Werkelijk zat daar de generaal, stokstijf en onbewegelijk als een doode; zijn hoofd was op gedwongen wijze naar ééne zijde gekeerd, en zou mogelijk dieper zijn neergevallen, zoo het latwerk van het priëel, nog maar weinig, door de dunne bladeren, bedekt, het niet tegengehouden had; zijn gelaat zag blauw bleek, als ware hij verworgd; zijne oogen stonden strak en wijd open, maar het was blijkbaar dat zij niet zagen; zijne gelaatstrekken waren akelig verwrongen; de armen hingen als verlamd langs het lichaam; de hand die Rudolf losliet viel roerloos neer en was ijskoud, toen ik die vatte om te onderzoeken of de pols was te vinden. Francis maakte zijn das en boord los, ontblootte den hals en wreef de slapen met eau de cologne, het eerste wat zij terstond bij de hand had. Het bleek dat er nog leven was! de inwrijving met het scherpe geurige water scheen de reukzenuwen aan te doen, er was geene volstrekte gevoelloosheid. Maar er moest hulp zijn,oogenblikkelijke hulp. »Is er geen geneesheer in de buurt?" vroeg ik.

»Niet ver het dorp in woont de chirurgijn die hier pas gekomen is," antwoordde Francis.

»Dan vlieg ik er heen!" riep Rudolf met levendigheid,

»’t Is veel beter dat Frits gaat," besliste Francis.

Zij had gelijk, en ik liep het huis binnen om den ouden getrouwen Frits op te zoeken, en aan hem het geval mede te deelen!

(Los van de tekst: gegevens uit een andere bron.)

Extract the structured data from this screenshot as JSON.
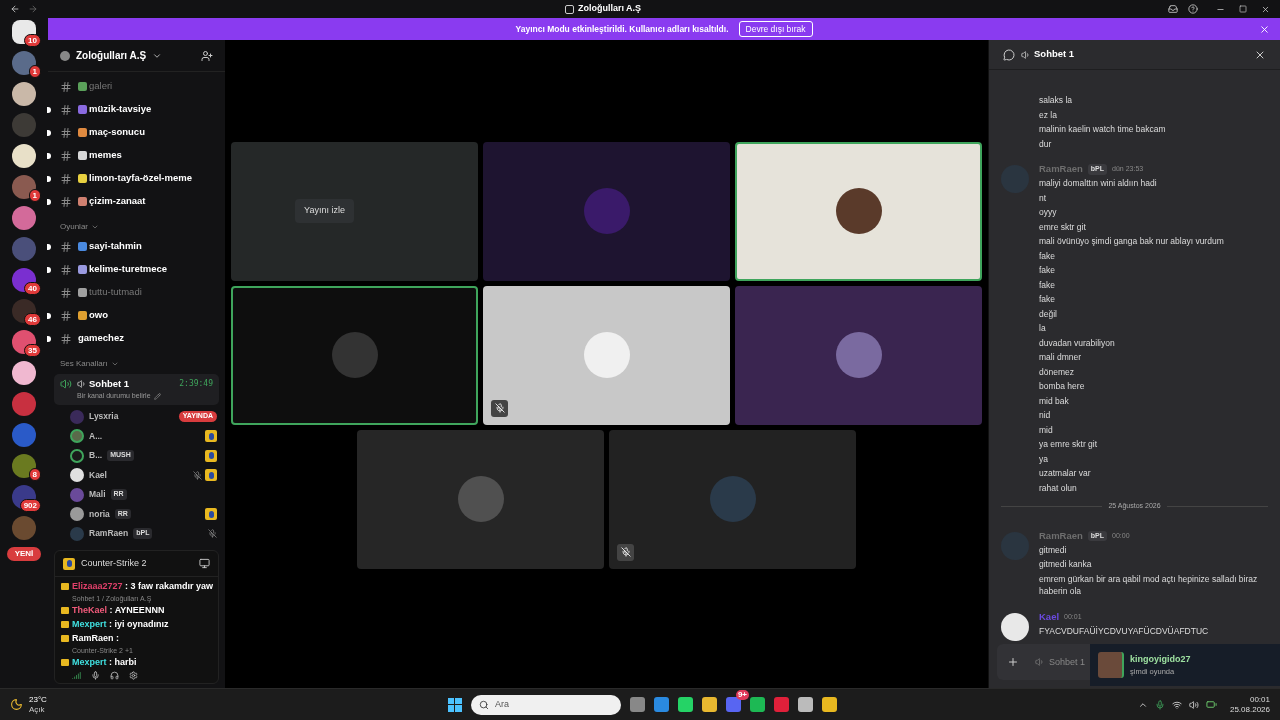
{
  "window": {
    "title": "Zoloğulları A.Ş"
  },
  "banner": {
    "text": "Yayıncı Modu etkinleştirildi. Kullanıcı adları kısaltıldı.",
    "button": "Devre dışı bırak"
  },
  "servers": [
    {
      "badge": "10",
      "home": true
    },
    {
      "badge": "1",
      "home": false
    },
    {
      "home": false
    },
    {
      "home": false
    },
    {
      "home": false
    },
    {
      "badge": "1",
      "home": false
    },
    {
      "home": false
    },
    {
      "home": false
    },
    {
      "badge": "40",
      "home": false
    },
    {
      "badge": "46",
      "home": false
    },
    {
      "badge": "35",
      "home": false
    },
    {
      "home": false
    },
    {
      "home": false
    },
    {
      "home": false
    },
    {
      "badge": "8",
      "home": false
    },
    {
      "badge": "902",
      "home": false
    },
    {
      "home": false
    }
  ],
  "new_button": "YENİ",
  "server": {
    "name": "Zoloğulları A.Ş"
  },
  "channel_groups": [
    {
      "channels": [
        {
          "name": "galeri",
          "color": "#5aa05a",
          "unread": false
        },
        {
          "name": "müzik-tavsiye",
          "color": "#8a6ae0",
          "unread": true
        },
        {
          "name": "maç-sonucu",
          "color": "#e08a40",
          "unread": true
        },
        {
          "name": "memes",
          "color": "#d8d8d8",
          "unread": true
        },
        {
          "name": "limon-tayfa-özel-meme",
          "color": "#e8d040",
          "unread": true
        },
        {
          "name": "çizim-zanaat",
          "color": "#d08070",
          "unread": true
        }
      ]
    },
    {
      "title": "Oyunlar",
      "channels": [
        {
          "name": "sayi-tahmin",
          "color": "#4a8ae0",
          "unread": true
        },
        {
          "name": "kelime-turetmece",
          "color": "#9a9ae0",
          "unread": true
        },
        {
          "name": "tuttu-tutmadi",
          "color": "#a0a0a0",
          "unread": false
        },
        {
          "name": "owo",
          "color": "#e0a030",
          "unread": true
        },
        {
          "name": "gamechez",
          "unread": true
        }
      ]
    }
  ],
  "voice": {
    "category": "Ses Kanalları",
    "channel": "Sohbet 1",
    "timer": "2:39:49",
    "status": "Bir kanal durumu belirle",
    "members": [
      {
        "name": "Lysxria",
        "live": "YAYINDA",
        "speaking": false,
        "muted": false,
        "game": false
      },
      {
        "name": "A...",
        "speaking": true,
        "muted": false,
        "game": true
      },
      {
        "name": "B...",
        "tag": "MUSH",
        "speaking": true,
        "muted": false,
        "game": true
      },
      {
        "name": "Kael",
        "speaking": false,
        "muted": true,
        "game": true
      },
      {
        "name": "Mali",
        "tag": "RR",
        "speaking": false,
        "muted": false,
        "game": false
      },
      {
        "name": "noria",
        "tag": "RR",
        "speaking": false,
        "muted": false,
        "game": true
      },
      {
        "name": "RamRaen",
        "tag": "bPL",
        "speaking": false,
        "muted": true,
        "game": false
      }
    ]
  },
  "activity": {
    "game": "Counter-Strike 2"
  },
  "overlay_chat": [
    {
      "kind": "message",
      "author": "Elizaaa2727",
      "color": "#e0406a",
      "text": ": 3 faw rakamdır yaw"
    },
    {
      "kind": "note",
      "text": "Sohbet 1 / Zoloğulları A.Ş"
    },
    {
      "kind": "message",
      "author": "TheKael",
      "color": "#f05a7a",
      "text": ": AYNEENNN"
    },
    {
      "kind": "message",
      "author": "Mexpert",
      "color": "#40e0e0",
      "text": ": iyi oynadınız"
    },
    {
      "kind": "message",
      "author": "RamRaen",
      "color": "#ffffff",
      "text": ":"
    },
    {
      "kind": "note",
      "text": "Counter-Strike 2 +1"
    },
    {
      "kind": "message",
      "author": "Mexpert",
      "color": "#40e0e0",
      "text": ": harbi"
    }
  ],
  "stage": {
    "watch_button": "Yayını izle",
    "tiles": [
      {
        "speaking": false,
        "muted": false,
        "watch": true
      },
      {
        "speaking": false,
        "muted": false,
        "watch": false
      },
      {
        "speaking": true,
        "muted": false,
        "watch": false
      },
      {
        "speaking": true,
        "muted": false,
        "watch": false
      },
      {
        "speaking": false,
        "muted": true,
        "watch": false
      },
      {
        "speaking": false,
        "muted": false,
        "watch": false
      },
      {
        "speaking": false,
        "muted": false,
        "watch": false
      },
      {
        "speaking": false,
        "muted": true,
        "watch": false
      }
    ]
  },
  "chat": {
    "title": "Sohbet 1",
    "placeholder": "Sohbet 1",
    "items": [
      {
        "kind": "group",
        "lines": [
          "salaks la",
          "ez la",
          "malinin kaelin watch time bakcam",
          "dur"
        ]
      },
      {
        "kind": "group",
        "author": "RamRaen",
        "color": "#6e6e6e",
        "tag": "bPL",
        "time": "dün 23:53",
        "lines": [
          "maliyi domalttın wini aldıın hadi",
          "nt",
          "oyyy",
          "emre sktr git",
          "mali övünüyo şimdi ganga bak nur ablayı vurdum",
          "fake",
          "fake",
          "fake",
          "fake",
          "değil",
          "la",
          "duvadan vurabiliyon",
          "mali dmner",
          "dönemez",
          "bomba here",
          "mid bak",
          "nid",
          "mid",
          "ya emre sktr git",
          "ya",
          "uzatmalar var",
          "rahat olun"
        ]
      },
      {
        "kind": "divider",
        "text": "25 Ağustos 2026"
      },
      {
        "kind": "group",
        "author": "RamRaen",
        "color": "#6e6e6e",
        "tag": "bPL",
        "time": "00:00",
        "lines": [
          "gitmedi",
          "gitmedi kanka",
          "emrem gürkan bir ara qabil mod açtı hepinize salladı biraz haberin ola"
        ]
      },
      {
        "kind": "group",
        "author": "Kael",
        "color": "#6a4ae0",
        "time": "00:01",
        "lines": [
          "FYACVDUFAÜİYCDVUYAFÜCDVÜAFDTUC"
        ]
      }
    ]
  },
  "toast": {
    "name": "kingoyigido27",
    "status": "şimdi oyunda"
  },
  "taskbar": {
    "temp": "23°C",
    "weather": "Açık",
    "search": "Ara",
    "discord_badge": "9+",
    "time": "00:01",
    "date": "25.08.2026"
  }
}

Ik begreep nu wat hem den ganschen dag zoo strak en somber had gemaakt.

»De generaal eene attaque," riep hij met tranen in de oogen: »dan is hij geschrikt of heeft zich boos gemaakt, en — dat, dat is mijne schuld!"

»Maar Frits!"

»Neen jonker, het is zooals ik zeg; ik had het niet moeten toelaten, maar kon ik… ik, mijnheer Rudolf wegjagen, verklagen?"

»Neen, goede trouwe man, dat mocht gij niet; maar nu — weet te zwijgen en haast u."

»Dat zult gij zien!" en hij ijlde weg met een spoed of er jeugdige kracht was gevaren in zijne oude beenen.